This startup has a plan to make chatbots more accessible

This startup brings advanced chatbots to your phone's text messaging app.

Written by Andreas Rekdal
Published on Nov. 20, 2017
This startup has a plan to make chatbots more accessible
nativemsg chicago technology startup
Image via NativeMSG

While chatbots are increasingly replacing single-purpose apps, integrating advanced features like images, menus and videos still means leaning on Facebook Messenger or Twitter.

But that’s all about to change.

“The features you’re now seeing inside the chatbot space are soon coming to the native messaging application on your phone,” said Brian Stafford, co-founder and CEO of nativeMsg.

That evolution is made possible by a new messaging standard, Rich Communication Services, pushed by companies like Google and adopted by a number of mobile carriers. Stafford said the standard will let companies serve up features typically found in mobile apps — like menus, buttons and rich multimedia — through your phone’s native messaging app.

“When these features become native on people’s phones, that’s when chatbot technology is really going to take off,” said Stafford. “And we’re positioning ourselves to be the centralized application for building chatbots that can be reached through every channel customers use.”

Designed to be accessible for people without technical expertise, nativeMsg lets users design chatbots through a visual drag-and-drop interface. The interface lets companies turn call center scripts into flowcharts, embedding media elements along the way. Stafford said the application also has a robust API in place for more technical users.

In addition to text messaging, chatbots built in nativeMsg can be deployed across a range of popular messaging platforms including Facebook, Twitter and Amazon Alexa. Stafford said one of the biggest tech challenges to building nativeMsg has been ensuring the platform gets the nuances of all those different channels right.

“A lot of early entrants in this space have been very focused on being the chatbot people for Facebook or other specific channels,” he said. “But you don’t get to dictate how your customer communicates with you. You need to be available in all the different channels.”

You don’t get to dictate how your customer communicates with you."

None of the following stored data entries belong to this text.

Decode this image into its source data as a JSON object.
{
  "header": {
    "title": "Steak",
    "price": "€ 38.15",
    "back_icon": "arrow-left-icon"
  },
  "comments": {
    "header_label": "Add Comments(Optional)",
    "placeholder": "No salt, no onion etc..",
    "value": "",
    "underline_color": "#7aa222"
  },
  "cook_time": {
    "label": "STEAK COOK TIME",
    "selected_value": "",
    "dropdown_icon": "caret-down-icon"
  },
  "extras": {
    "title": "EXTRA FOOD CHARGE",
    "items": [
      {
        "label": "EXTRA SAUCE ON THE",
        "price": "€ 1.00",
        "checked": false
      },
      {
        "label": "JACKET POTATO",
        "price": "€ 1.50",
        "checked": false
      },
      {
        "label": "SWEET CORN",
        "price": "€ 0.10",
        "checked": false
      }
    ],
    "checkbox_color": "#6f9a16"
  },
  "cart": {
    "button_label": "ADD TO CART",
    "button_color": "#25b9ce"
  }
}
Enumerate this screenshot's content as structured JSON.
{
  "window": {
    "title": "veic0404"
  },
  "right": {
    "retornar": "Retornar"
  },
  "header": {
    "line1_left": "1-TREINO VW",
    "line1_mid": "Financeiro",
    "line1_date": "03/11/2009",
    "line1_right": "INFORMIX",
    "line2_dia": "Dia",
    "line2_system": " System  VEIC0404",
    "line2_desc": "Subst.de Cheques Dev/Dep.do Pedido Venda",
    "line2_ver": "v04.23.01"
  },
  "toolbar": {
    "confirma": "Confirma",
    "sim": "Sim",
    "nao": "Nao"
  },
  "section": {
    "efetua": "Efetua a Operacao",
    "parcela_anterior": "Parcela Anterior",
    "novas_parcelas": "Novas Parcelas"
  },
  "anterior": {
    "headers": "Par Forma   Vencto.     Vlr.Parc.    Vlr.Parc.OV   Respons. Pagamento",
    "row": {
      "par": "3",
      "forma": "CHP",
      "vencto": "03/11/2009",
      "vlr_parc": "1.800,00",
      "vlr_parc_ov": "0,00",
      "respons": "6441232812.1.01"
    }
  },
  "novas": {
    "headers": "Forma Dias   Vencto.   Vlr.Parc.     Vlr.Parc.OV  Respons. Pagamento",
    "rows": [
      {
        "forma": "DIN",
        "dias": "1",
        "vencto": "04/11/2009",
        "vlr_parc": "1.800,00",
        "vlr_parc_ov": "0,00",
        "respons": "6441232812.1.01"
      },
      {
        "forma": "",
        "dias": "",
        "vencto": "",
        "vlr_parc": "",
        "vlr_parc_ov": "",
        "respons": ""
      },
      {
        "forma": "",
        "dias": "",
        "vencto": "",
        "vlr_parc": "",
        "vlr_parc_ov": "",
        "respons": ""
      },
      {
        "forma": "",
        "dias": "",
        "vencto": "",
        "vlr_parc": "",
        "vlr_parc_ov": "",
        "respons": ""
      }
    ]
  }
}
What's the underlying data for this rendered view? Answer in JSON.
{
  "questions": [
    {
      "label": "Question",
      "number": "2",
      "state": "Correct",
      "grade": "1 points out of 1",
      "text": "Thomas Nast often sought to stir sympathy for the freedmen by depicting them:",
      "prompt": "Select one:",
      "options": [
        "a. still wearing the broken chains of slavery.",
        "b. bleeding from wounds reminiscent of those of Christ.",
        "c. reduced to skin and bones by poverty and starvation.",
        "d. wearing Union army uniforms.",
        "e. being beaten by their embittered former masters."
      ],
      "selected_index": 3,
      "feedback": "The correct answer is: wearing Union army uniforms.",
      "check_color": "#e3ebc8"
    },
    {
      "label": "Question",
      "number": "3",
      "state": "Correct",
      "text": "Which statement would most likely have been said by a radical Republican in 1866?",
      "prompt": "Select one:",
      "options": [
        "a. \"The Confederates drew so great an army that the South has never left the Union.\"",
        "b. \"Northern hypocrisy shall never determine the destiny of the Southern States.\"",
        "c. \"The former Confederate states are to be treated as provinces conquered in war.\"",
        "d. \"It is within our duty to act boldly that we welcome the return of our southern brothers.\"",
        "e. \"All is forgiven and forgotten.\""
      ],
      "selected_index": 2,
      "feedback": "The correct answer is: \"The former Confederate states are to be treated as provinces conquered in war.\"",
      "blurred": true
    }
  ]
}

Although chatbots have come a long way in recent years, Stafford said the technology is unlikely to replace human customer service and sales representatives anytime soon. Instead, he sees chatbots as a tool for streamlining repetitive tasks like information gathering and answering frequently asked questions, ultimately making companies feel more responsive to customers.

While nativeMsg’s platform is available for businesses of any size, the startup’s client list is currently made up primarily of larger companies in industries like media, healthcare, e-commerce, events and marketing. 

Headquartered in Chicago, the bootstrapped startup has about a dozen employees so far. Stafford said he expects the startup to keep growing as it lands new customers.

“Our platform is only going to get smarter and better,” he said. “As the company grows, we plan to add much more functionality around AI and machine learning.”